Amara menunduk, menggigit bibirnya sendiri.
Ya.
Dia memang tahu.
Dia memang suka sama Rendi.
Tapi untuk mengatakan itu dengan lantang…
Dia belum siap.
Rendi yang Tidak Mau Kalah
Sepulang sekolah, Amara berusaha kabur lagi.
Dia sengaja jalan kaki pulang agar tidak perlu naik motor bareng Rendi.
Tapi belum jauh melangkah, sebuah motor berhenti disampingnya.
Dan tentu saja, itu Rendi.
"Gue tebakan, lo mau pura-pura gak lihat gue?" tanyanya santai.
Amara berdecak. "Bisa gak sih lo berhenti muncul tiba-tiba?!"
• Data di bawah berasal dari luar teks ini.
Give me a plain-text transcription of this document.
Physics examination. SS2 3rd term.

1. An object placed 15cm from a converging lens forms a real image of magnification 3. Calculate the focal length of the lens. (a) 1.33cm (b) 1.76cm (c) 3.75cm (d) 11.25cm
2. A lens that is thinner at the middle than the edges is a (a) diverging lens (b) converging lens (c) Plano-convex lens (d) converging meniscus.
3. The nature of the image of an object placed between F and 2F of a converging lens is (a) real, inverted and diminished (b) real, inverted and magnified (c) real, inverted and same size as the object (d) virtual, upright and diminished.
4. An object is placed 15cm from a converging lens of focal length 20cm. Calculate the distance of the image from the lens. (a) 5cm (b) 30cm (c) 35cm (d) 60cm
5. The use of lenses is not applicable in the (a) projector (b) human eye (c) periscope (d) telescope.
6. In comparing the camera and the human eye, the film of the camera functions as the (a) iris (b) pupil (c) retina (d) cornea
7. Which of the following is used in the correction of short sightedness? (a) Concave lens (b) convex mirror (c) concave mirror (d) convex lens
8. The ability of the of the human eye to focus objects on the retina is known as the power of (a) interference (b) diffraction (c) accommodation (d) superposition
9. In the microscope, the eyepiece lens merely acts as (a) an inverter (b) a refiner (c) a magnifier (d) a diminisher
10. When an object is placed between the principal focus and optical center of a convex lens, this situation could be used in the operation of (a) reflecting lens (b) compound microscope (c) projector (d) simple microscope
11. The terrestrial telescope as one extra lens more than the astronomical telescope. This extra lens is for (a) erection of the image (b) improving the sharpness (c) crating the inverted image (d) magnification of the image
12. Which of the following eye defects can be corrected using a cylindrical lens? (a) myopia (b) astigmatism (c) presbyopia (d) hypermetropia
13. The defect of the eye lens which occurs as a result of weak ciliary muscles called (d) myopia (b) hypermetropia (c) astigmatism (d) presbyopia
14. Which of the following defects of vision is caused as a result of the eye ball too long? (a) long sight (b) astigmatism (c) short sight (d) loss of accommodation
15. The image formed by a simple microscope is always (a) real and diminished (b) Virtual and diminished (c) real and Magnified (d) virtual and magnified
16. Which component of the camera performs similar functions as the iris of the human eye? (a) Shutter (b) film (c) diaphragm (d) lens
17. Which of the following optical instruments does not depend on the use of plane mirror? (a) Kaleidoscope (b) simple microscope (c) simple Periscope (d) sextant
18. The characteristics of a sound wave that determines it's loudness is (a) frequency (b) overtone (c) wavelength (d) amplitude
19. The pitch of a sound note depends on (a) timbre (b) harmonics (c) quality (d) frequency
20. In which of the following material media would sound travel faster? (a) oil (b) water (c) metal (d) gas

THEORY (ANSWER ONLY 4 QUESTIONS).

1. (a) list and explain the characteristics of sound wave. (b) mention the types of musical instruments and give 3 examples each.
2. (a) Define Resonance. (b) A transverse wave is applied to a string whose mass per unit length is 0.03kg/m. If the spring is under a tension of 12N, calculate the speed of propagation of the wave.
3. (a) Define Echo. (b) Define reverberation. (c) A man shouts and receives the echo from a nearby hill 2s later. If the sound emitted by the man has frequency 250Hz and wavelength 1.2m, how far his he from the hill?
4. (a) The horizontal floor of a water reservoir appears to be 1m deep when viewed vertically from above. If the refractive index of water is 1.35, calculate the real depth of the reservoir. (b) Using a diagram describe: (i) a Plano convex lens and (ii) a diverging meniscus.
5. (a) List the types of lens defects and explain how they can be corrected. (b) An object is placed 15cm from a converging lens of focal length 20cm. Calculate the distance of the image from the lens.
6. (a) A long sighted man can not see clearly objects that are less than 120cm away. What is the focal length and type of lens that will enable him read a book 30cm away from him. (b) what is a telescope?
Rendi terkekeh. "Bukan salah gue kalau lo yang terus-terusan ngindar."
Amara ingin membantah.
Tapi dia tidak bisa.
Karena Rendi benar lagi.
Cowok itu menatapnya dalam-dalam. "Jujur, Mar. Lo kenapa?"
Amara terdiam.
Dan kali ini, dia benar-benar kehabisan alasan.
Jebakan Rendi
Amara menunduk, berpura-pura sibuk mengikat tali sepatunya.
Bukan karena longgar.
Tapi karena dia gak tahu harus jawab apa.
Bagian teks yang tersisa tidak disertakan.